И тут Жора разрыдался, как покинутый ребенок. Совсем непохожий на самого себя, каким я его привык видеть, он бросился на шею отцу и стал быстро-быстро говорить:
– Папка, миленький, забери меня отсюда. Не могу я тут больше… – Он сползал по телу отца к его коленям и там, внизу, все повторял: – Ну, пожалуйста, забери. Я все понял. Я больше не буду. Я больше никогда…
И в детском бессилии стал ударять по отцовским ботинкам лбом и кулаками. Отец стоял растерянно и смущенно. Потом поднял Жору с колен, как-то неловко поцеловал его и быстро вышел. Объемистый пакет с фруктами остался посреди палаты. Жора пнул его ногой, апельсины и яблоки посыпались по всему полу, затем упал ничком на свою кровать и так, лицом в подушку, пролежал до самого вечера.
Тут Саша прервал чтение своего дневника, почувствовав, что не в силах дальше читать. Ему на мгновение показалось, что он понял. Понял с пронзительной ясностью, почему так сильно этим вечером хотел найти свою тетрадку. Он помнил из нее только настроение, да и то большей частью шутливое. Сейчас, при новом прочтении, все показалось куда серьезнее и глубже.
– Пора выпить, – сказал себе Саша, снял наконец пальто и исполнил задуманное.
«Что общего между тетрадкой и вчерашней новогодней ночью? – стал думать он. – Две разные, но в чем-то и одинаковые больницы: приют для умалишенных и приют для людей, которые надеются не сойти с ума. Хотя граница между шизофренией и посталкогольными фобиями – манией преследования или чувством вины перед всеми, попытками самоубийства, глюками и прочим – весьма размыта. Где она, эта граница? Ее видят только специалисты. Значит, есть общее. Но не только медицинская сторона вопроса. Что-то еще… Что?»
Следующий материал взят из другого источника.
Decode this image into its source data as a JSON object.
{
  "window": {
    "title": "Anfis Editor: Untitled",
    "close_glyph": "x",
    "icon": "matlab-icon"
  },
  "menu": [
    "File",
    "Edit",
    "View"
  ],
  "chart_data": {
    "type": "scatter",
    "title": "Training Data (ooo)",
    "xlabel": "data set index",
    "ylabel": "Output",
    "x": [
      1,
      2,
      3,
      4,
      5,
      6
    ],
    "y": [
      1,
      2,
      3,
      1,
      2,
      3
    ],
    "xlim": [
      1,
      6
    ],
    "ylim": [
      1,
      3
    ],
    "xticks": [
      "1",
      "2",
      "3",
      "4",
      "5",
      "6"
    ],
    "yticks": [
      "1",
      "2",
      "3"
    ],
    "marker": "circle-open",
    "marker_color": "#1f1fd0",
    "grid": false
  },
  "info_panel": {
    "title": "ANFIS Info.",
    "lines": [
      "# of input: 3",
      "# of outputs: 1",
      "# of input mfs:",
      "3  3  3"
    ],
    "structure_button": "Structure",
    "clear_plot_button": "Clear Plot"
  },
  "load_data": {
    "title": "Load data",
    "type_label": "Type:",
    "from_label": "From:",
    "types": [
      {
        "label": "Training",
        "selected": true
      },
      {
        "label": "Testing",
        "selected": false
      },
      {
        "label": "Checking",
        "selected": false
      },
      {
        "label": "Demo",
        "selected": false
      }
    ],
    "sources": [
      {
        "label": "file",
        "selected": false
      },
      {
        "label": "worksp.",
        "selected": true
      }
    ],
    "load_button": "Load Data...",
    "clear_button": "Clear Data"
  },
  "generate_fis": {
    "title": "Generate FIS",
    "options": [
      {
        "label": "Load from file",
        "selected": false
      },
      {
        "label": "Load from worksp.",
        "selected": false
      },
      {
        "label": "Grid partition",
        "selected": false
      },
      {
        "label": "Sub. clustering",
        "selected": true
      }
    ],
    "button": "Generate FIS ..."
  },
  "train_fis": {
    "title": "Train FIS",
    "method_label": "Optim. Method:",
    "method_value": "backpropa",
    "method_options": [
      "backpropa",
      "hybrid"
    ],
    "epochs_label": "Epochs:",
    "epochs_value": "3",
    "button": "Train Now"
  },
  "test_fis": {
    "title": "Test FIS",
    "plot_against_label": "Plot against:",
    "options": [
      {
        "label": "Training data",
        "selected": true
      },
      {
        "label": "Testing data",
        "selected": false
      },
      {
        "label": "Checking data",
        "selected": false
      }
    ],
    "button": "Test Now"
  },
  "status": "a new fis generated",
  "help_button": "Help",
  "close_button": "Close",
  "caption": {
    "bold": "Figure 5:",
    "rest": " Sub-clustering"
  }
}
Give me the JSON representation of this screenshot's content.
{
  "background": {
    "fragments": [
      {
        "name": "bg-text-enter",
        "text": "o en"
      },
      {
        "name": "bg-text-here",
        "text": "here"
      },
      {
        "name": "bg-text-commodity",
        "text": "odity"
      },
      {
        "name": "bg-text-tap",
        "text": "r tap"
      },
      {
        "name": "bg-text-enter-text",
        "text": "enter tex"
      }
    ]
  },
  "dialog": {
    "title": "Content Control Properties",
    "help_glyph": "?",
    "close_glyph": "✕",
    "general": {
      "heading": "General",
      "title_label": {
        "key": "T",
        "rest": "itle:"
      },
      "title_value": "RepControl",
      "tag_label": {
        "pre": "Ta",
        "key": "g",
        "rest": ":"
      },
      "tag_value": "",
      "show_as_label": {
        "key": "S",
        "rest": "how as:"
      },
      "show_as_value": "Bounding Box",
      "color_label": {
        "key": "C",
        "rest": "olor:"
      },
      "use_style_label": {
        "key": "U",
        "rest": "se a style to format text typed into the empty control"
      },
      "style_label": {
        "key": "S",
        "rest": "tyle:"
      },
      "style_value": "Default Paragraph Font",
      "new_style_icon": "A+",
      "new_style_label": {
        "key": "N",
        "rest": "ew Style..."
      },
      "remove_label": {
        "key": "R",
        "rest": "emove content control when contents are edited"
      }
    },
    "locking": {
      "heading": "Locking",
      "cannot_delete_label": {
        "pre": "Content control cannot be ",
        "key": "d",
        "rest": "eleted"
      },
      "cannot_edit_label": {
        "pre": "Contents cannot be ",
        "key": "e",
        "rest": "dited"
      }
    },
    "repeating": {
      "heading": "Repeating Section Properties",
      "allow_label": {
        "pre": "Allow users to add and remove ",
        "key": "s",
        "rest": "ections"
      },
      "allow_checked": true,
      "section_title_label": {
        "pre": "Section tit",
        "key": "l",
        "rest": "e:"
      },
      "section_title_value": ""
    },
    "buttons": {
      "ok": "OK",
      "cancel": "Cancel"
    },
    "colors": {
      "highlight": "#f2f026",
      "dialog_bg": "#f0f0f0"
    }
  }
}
Ясное понимание, которое вдруг озарило его, когда он дочитал про Жору, теперь куда-то испарилось, исчезло. Он пытался вновь поймать ускользающее прозрение, истину, наполненную высоким смыслом, и все никак не удавалось. Вот так бывает во сне, а иногда и наяву – точно сформулируешь что-то важное и думаешь – так! Вот эту мысль надо непременно запомнить, удержать. Ну уж ее-то я нипочем не забуду, и идешь дальше – во сне или в разговоре. А потом оглядываешься, возвращаешься к ней – бац! – а ее уже и нету, мысли той удачной. И как ни силишься вспомнить – ничего не выходит.
Поэтому Саша еще выпил для просветления мозгов, сел перед тетрадкой и приказал себе: «Стоп! Кончай эти попытки вспомнить. Та мысль возникла на подсознательном, скорее чувственном уровне. Начнем от печки. Я прочел про Жору. Незаметно для самого себя заплакал. Именно что незаметно, обычно такое замечают. Почему незаметно? Что заставило не заметить? Давай сначала». И Саша, взяв страницей повыше, вновь перечел эпизод встречи Жоры с отцом. И опять защипало в глазах и мелькнуло что-то неуловимое, будто юркая рыба, которую хотел поймать за хвост, а она опять выскользнула. Но след остался, рябь на воде, легкий всплеск, блик света, что там еще… И, развивая это неосязаемое, нематериальное ощущение ускользающей истины, Саша пошел по правильному пути. Ассоциативно и беспорядочно он соединял в один ряд краски, кадры, людей, эпизоды и воздух, общее настроение из тетрадки и новогодней ночи, надеясь, что все сложится само.
Итак – Зина, жизнь которой пропадает в дурдоме, тихие психи, танцующие под кассетник, а кассету выбрала и поставила та санитарка-шкаф, больше некому. А музыка была – из самых нежных и грустных, что существуют на свете: Нино Рота, а потом Мишель Легран, главная тема из «Шербургских зонтиков». Тогда Саша не обратил на это внимания, а сейчас вдруг и очень кстати всплыло в памяти. Легран! Можно ли было заподозрить в такой женщине, с такой наружностью, с такой речью пристрастие к такой музыке? Оказывается, можно. Можно!